Fazendo coro com uma visão conservadora, Lula tem opinado que, hoje, a distinção esquerda x direita já não mais faria sentido no debate político; posições de centro, como as dele, revelariam, sim, maturidade e discernimento políticos. Indo além disso, em vários momentos, declarou: “nunca fui de esquerda”.12

Deveríamos ignorar estas afirmações? Não penso assim pois Lula, há mais de 20 anos, desempenha um papel importante na política brasileira, além de ser a personalidade política decisiva de um partido que ainda proclama ser “dos trabalhadores”. Desta forma, objeções de Lula contra a esquerda têm efeitos ideológicos precisos: reforçam a estigmatização dos ideais e valores de esquerda e aprofundam a desmoralização de sua militância mais combativa.

De outro lado, não deixa de ser sintomático o obsequioso silêncio do conjunto do partido diante das opiniões negativas de Lula sobre as esquerdas. Não seria uma evidência de que, hoje – ao contrário do que ocorria nos velhos tempos de enfrentamento ideológico –, já não mais se constitui um disparate ou um anátema o fato de um dirigente do PT manifestar sua não identificação com a tradição de esquerda?

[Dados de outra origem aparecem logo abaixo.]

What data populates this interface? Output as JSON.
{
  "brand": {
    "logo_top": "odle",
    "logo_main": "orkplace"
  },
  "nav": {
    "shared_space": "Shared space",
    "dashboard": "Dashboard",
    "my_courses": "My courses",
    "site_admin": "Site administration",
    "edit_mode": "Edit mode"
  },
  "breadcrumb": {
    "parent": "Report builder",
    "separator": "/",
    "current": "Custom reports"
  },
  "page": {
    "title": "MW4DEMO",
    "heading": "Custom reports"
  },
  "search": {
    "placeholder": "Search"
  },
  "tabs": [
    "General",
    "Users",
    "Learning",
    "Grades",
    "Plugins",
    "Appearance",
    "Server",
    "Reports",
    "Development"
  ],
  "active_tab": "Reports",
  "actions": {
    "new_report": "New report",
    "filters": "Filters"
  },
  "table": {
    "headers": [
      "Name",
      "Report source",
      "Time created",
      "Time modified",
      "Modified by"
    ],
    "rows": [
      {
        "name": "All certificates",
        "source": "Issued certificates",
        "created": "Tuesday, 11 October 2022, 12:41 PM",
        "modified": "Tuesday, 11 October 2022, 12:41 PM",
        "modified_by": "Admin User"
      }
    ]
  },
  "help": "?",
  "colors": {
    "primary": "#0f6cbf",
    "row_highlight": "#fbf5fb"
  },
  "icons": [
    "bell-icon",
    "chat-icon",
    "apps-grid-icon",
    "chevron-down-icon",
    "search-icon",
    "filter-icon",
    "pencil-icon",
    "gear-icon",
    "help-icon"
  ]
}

A quem servem então estas declarações de Lula senão à direita política e aos liberais-conservadores que têm presença dominante na mídia escrita e televisiva? O significado que é difundido e passa a ser incorporado por amplos setores da população não pode ser outro: tendo amadurecido politicamente, o Presidente – que ainda faz questão de afirmar suas origens populares e proletárias – repudiou suas antigas convicções de esquerda pois estas, definitivamente, estariam superadas pela história e pela vida...

Assim, ao afirmar que “nunca fui de esquerda”, Lula ­transformou todas as suas anteriores afirmações em defesa do socialismo (ou contra a ordem capitalista) em autênticas “bravatas”.13 Difícil admitir que se possa criar uma cultura política partidária crítica e consistente quando as reiteradas “bravatas”, dentro ou fora das campanhas eleitorais, são legitimadas e justificadas pelos altos dirigentes do PT.
b) Cenas eleitorais e alianças com a direita

As últimas campanhas eleitorais têm sido reveladoras daquilo que se poderia chamar de pragmatismo eleitoralista do PT.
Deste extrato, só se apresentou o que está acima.